Once the fruitcake is baked, Amanda said it is important to “absolutely douse it with brandy.” For those who are not fans of alcohol, Amanda says all the alcohol burns off by the time the fruitcake is cooled and ready to eat.
“The thing is so piping hot, the alcohol burns off,” she said. “Also, the brandy that’s in the mix, the alcohol is gone. It’s the taste that’s there.”
Amanda lets the fruitcake cool for a day before serving it or decorating it with marzipan and fondant.
As a baker and cake decorator, Amanda has made her fair share of fruitcakes for weddings, birthdays and other celebrations.
In the United Kingdom and European countries, all wedding cakes are fruitcake and hold many traditions within them.

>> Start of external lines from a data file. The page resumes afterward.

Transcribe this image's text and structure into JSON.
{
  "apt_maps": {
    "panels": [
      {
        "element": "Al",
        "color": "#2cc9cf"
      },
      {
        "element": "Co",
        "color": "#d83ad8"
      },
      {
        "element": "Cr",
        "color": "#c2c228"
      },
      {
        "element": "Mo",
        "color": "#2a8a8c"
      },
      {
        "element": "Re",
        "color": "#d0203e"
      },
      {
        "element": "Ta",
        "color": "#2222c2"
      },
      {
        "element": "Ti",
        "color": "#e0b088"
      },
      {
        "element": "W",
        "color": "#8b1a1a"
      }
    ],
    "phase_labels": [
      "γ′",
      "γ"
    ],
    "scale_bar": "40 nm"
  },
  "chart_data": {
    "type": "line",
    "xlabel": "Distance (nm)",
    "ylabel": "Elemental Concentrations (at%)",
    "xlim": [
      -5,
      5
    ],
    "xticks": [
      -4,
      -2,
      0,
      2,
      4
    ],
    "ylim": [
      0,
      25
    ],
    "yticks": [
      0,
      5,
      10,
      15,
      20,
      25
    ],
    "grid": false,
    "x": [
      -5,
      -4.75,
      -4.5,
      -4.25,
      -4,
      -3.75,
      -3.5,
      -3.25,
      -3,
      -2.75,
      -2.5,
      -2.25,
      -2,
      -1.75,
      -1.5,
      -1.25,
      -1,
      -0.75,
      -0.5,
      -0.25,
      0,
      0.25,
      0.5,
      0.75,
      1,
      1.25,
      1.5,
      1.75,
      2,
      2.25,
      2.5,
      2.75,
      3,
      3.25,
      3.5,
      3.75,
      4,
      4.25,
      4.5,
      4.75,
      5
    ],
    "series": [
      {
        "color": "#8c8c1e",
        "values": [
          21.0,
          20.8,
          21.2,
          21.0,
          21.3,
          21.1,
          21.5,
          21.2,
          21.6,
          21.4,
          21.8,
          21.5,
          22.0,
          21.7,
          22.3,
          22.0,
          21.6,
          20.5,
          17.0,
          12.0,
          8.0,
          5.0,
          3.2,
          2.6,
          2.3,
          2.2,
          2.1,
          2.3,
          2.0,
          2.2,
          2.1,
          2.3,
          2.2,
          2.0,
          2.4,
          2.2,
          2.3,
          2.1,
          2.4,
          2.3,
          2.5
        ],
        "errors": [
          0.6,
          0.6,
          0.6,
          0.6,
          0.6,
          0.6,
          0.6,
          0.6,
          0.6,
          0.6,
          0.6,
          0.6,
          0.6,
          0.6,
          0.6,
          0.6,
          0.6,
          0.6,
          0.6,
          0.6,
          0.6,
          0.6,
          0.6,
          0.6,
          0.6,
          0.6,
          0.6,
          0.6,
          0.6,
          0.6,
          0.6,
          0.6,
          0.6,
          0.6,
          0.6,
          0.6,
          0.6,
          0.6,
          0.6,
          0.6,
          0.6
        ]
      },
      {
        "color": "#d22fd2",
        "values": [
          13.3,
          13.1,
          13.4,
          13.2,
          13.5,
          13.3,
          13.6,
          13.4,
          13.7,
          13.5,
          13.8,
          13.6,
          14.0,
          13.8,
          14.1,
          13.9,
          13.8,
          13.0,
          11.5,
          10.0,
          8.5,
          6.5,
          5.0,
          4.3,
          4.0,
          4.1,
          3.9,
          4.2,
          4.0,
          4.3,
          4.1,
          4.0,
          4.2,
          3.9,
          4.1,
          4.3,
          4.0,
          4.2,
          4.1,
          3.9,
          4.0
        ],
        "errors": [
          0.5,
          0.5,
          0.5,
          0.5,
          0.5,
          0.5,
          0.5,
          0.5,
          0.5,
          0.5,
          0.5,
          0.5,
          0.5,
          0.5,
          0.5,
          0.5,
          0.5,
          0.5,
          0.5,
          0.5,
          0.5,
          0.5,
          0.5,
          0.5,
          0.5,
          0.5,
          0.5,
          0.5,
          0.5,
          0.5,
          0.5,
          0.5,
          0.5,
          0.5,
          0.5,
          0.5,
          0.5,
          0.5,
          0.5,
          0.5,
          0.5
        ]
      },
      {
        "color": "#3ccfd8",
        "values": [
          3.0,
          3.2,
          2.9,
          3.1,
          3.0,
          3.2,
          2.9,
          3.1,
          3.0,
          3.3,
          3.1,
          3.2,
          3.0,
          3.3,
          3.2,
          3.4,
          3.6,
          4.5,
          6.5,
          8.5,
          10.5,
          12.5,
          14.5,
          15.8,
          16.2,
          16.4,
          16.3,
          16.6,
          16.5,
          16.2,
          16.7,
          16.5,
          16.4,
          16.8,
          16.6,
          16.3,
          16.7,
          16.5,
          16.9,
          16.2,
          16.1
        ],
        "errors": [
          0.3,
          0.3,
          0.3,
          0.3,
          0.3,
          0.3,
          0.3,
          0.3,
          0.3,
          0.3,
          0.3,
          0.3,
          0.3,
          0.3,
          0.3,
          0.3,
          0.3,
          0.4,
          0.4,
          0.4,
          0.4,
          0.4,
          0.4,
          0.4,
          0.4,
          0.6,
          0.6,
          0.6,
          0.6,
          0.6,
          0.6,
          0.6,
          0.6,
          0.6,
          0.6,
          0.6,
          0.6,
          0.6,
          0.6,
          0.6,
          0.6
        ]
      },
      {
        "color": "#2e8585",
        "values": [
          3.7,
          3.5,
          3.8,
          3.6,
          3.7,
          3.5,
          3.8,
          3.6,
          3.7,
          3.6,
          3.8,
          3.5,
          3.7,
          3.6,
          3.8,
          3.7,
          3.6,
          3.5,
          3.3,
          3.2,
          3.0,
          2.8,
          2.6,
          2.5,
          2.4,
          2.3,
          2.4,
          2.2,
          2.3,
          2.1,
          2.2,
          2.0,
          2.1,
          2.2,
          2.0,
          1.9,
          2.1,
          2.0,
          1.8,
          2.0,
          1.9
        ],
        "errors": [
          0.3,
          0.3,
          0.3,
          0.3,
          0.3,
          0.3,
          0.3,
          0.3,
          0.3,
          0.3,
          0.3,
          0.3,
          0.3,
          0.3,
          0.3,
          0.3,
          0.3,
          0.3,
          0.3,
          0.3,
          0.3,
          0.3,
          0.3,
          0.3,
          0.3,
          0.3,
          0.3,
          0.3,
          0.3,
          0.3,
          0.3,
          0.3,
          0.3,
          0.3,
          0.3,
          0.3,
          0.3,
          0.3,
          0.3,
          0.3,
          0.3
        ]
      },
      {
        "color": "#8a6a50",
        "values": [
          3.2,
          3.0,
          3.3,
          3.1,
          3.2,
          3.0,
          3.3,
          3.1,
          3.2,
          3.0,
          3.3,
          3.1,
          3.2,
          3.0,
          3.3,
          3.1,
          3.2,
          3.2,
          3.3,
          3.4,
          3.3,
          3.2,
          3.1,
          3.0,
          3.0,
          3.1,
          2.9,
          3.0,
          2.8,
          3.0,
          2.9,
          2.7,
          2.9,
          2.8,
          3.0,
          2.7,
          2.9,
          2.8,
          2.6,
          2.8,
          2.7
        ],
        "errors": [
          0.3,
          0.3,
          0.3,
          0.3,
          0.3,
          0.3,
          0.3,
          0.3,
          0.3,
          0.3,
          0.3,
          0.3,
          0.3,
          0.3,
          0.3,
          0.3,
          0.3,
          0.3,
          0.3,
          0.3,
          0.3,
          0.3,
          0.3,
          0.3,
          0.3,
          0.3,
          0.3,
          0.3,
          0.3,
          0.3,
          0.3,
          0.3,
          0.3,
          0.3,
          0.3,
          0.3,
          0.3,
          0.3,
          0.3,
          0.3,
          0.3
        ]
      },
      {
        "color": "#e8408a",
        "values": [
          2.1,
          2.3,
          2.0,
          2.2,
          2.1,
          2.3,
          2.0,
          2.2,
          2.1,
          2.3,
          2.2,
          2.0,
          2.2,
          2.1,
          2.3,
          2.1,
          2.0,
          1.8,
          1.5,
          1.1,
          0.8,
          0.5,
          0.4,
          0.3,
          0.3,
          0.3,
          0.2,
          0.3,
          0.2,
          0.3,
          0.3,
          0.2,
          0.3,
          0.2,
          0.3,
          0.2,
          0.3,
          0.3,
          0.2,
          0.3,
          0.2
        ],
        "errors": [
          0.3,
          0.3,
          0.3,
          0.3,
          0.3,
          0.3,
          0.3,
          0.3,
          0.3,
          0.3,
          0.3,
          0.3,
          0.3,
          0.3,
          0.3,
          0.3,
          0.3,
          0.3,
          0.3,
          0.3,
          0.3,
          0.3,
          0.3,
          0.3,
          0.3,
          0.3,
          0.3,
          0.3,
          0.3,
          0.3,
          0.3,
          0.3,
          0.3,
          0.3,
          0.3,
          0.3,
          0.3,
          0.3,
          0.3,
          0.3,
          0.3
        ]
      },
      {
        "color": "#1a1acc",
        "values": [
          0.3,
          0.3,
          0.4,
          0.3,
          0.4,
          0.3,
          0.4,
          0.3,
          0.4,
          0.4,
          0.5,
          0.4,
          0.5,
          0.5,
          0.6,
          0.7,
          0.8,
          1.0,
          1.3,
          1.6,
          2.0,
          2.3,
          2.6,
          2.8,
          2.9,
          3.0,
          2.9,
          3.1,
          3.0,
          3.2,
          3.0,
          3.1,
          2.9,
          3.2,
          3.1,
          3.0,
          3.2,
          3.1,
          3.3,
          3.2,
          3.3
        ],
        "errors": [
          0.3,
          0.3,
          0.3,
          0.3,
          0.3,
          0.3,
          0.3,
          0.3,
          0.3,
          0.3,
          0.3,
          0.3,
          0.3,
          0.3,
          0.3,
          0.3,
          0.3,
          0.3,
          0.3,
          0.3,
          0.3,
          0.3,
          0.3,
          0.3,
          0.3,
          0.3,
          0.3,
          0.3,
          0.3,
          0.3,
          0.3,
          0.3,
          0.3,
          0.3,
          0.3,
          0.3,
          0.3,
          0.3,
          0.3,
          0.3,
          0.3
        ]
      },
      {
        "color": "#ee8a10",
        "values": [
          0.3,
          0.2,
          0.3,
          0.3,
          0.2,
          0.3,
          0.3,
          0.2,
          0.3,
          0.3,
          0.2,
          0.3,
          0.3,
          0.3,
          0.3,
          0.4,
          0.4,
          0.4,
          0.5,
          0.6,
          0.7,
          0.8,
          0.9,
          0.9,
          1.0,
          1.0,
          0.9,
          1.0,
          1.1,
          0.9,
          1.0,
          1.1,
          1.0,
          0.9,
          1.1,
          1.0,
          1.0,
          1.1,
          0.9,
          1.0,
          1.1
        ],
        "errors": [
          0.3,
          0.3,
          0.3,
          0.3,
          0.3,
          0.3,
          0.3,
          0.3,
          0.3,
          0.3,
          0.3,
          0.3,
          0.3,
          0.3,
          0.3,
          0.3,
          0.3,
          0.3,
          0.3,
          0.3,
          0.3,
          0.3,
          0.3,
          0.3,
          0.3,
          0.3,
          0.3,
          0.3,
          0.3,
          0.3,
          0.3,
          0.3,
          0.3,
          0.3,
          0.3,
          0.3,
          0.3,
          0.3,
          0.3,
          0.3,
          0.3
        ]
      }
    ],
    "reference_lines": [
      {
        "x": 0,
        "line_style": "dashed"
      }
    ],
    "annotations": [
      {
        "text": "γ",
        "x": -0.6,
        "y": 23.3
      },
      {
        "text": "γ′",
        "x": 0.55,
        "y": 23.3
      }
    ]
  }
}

“When it’s made as a wedding cake, the whole cake is cake, but there might also be a dummy cake on the bottom tier,” Amanda said. “The two side cakes to the big cake are there because there’s specific occasions for each of these cakes. The side cakes normally go to the bride’s parents and the groom’s parents.”
Unlike the lavish wedding cakes made popular in the U.S., wedding cakes in South Africa were only a few tiers with side cakes.
Holding up the cakes was the bottom tier “dummy cake” which was made of wood and was hollow. Inside were slices of cake for the guests.
“There’s a little door in the back of this dummy cake and all these pieces are hidden inside,” Amanda said. “So they pose for the picture as if they’re cutting the cake and then normally, the flower girl or somebody will get all these pieces in a basket and go around to each guest, and hand them their piece of cake.
“Nine times out of ten, they won’t eat it because there’s also a story that if you are single and you put that [cake]under your pillow the night of the wedding, you will dream of who you’re going to marry,” she continued. “It’s a little folklore to it.”
While fruitcake continues to be a year-round treat enjoyed in the UK and Europe, it remains somewhat of a gag gift in America.
“Everybody’s got their little tradition,” Amanda said.